The Coding Limits of Robust Watermarking for Generative Models
Danilo Francati 1, Yevin Nikhel Goonatilake 2, Shubham Pawar 3, Daniele Venturi 1, Giuseppe Ateniese 2
Published on arXiv
2509.10577
Output Integrity Attack
OWASP ML Top 10 — ML09
Key Finding
A simple crop-and-resize operation flips approximately half of encoded latent signs in Gunn et al.'s (ICLR 2025) image watermarking scheme, reliably erasing the watermark — consistent with the proved theoretical limit that no binary cryptographic watermark survives adversarial modification of more than 50% of its bits
Zero-bit tamper-detection code
Novel technique introduced
We ask a basic question about cryptographic watermarking for generative models: to what extent can a watermark remain reliable when an adversary is allowed to corrupt the encoded signal? To study this question, we introduce a minimal coding abstraction that we call a zero-bit tamper-detection code.

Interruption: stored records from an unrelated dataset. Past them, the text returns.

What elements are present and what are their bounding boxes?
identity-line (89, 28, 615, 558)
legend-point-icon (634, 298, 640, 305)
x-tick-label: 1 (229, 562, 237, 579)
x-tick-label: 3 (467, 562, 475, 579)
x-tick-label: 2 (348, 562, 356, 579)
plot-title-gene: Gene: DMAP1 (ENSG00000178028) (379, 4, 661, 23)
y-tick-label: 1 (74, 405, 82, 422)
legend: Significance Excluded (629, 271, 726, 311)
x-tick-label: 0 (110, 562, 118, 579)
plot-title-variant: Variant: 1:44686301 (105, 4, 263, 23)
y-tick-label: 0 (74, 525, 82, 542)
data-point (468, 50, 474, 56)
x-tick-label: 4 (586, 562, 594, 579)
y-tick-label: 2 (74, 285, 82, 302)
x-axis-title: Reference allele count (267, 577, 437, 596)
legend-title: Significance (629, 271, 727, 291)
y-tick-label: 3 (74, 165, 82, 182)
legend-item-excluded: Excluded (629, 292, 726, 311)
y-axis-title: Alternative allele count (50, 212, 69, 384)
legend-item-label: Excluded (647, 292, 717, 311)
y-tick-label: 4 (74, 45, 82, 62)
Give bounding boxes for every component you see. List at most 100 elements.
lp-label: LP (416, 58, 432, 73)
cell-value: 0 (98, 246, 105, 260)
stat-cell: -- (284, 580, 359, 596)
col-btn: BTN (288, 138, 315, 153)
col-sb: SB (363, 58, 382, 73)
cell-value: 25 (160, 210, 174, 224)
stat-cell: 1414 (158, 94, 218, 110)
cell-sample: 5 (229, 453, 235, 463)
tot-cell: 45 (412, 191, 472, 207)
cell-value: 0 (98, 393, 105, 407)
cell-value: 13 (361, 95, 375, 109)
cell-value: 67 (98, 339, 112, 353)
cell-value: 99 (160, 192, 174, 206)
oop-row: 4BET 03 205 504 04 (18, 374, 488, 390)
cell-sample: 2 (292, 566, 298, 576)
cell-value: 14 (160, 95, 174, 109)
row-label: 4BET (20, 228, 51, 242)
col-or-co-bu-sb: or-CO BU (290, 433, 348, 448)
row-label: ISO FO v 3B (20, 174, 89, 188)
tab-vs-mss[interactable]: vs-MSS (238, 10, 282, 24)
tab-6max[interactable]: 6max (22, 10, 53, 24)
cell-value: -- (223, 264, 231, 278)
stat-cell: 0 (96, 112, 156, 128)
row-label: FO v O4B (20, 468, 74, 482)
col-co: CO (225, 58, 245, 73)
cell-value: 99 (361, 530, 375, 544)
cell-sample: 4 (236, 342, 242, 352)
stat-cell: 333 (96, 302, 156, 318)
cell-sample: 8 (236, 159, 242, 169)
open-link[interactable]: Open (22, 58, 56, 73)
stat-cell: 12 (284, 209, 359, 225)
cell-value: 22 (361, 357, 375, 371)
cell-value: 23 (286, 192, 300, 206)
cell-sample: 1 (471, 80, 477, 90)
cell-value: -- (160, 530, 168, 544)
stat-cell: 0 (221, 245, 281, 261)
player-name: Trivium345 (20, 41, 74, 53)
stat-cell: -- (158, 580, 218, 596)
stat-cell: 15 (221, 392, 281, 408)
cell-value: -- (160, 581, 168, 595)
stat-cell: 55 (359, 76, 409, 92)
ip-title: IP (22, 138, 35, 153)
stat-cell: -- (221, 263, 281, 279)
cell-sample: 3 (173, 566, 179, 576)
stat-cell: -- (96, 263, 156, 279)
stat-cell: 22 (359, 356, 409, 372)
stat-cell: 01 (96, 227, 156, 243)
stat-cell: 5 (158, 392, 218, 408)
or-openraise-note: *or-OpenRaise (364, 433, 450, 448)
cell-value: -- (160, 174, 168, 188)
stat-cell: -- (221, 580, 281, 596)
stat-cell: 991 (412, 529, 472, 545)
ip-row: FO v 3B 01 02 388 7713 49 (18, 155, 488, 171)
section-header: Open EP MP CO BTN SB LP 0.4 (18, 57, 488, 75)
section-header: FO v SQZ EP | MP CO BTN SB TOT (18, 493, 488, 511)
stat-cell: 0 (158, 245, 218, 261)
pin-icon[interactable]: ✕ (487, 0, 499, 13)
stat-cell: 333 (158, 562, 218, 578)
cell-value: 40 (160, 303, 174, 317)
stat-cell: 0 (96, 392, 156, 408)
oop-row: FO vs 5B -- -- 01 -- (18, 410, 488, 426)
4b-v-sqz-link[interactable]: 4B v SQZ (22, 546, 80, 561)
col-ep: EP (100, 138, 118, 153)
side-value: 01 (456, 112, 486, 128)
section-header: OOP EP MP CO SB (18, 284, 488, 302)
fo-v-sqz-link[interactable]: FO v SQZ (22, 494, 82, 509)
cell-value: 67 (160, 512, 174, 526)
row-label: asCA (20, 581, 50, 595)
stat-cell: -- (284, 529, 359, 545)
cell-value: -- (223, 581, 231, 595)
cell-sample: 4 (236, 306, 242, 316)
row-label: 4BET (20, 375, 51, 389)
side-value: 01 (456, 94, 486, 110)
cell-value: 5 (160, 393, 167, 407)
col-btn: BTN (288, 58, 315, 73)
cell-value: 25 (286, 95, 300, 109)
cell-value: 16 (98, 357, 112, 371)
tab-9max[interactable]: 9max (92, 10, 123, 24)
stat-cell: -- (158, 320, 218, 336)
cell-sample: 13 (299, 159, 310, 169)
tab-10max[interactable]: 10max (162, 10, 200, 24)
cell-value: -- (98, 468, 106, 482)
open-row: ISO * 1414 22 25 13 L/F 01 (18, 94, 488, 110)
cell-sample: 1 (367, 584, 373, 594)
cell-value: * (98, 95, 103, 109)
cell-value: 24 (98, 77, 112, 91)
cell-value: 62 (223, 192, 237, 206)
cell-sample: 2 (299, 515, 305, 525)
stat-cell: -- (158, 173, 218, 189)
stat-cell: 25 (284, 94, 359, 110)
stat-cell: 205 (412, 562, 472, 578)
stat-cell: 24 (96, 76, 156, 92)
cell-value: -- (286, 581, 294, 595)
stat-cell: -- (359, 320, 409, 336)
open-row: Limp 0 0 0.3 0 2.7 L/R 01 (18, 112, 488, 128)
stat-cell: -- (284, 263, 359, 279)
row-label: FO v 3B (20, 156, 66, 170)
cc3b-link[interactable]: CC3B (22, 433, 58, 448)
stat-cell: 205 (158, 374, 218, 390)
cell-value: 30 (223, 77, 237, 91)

This is a secret-key procedure that samples a pseudorandom codeword and, given a candidate word, decides whether it should be treated as unmarked content or as the result of tampering with a valid codeword. It captures the two core requirements of robust watermarking: soundness and tamper detection. Within this abstraction we prove a sharp unconditional limit on robustness to independent symbol corruption. For an alphabet of size $q$, there is a critical corruption rate of $1 - 1/q$ such that no scheme with soundness, even relaxed to allow a fixed constant false positive probability on random content, can reliably detect tampering once an adversary can change more than this fraction of symbols. In particular, in the binary case no cryptographic watermark can remain robust if more than half of the encoded bits are modified. We also show that this threshold is tight by giving simple information-theoretic constructions that achieve soundness and tamper detection for all strictly smaller corruption rates. We then test experimentally whether this limit appears in practice by looking at the recent watermarking for images of Gunn, Zhao, and Song (ICLR 2025). We show that a simple crop and resize operation reliably flipped about half of the latent signs and consistently prevented belief-propagation decoding from recovering the codeword, erasing the watermark while leaving the image visually intact.
Key Contributions
- Introduces the zero-bit tamper-detection code abstraction and proves a sharp critical corruption threshold of 1−1/q for alphabet size q, below which reliable watermark detection is impossible even with relaxed soundness
- Shows this threshold is tight via information-theoretic constructions that achieve soundness and tamper detection for all strictly smaller corruption rates
- Demonstrates experimentally that a simple crop-and-resize attack flips ~50% of latent signs in Gunn et al.'s image watermarking system, consistently preventing belief-propagation decoding while leaving the image visually intact
🛡️ Threat Analysis
Directly attacks content watermarking schemes for generative model outputs — establishes fundamental impossibility bounds and demonstrates a concrete watermark removal attack (crop and resize) on Gunn et al. ICLR 2025 image watermarking that erases the watermark while preserving visual quality.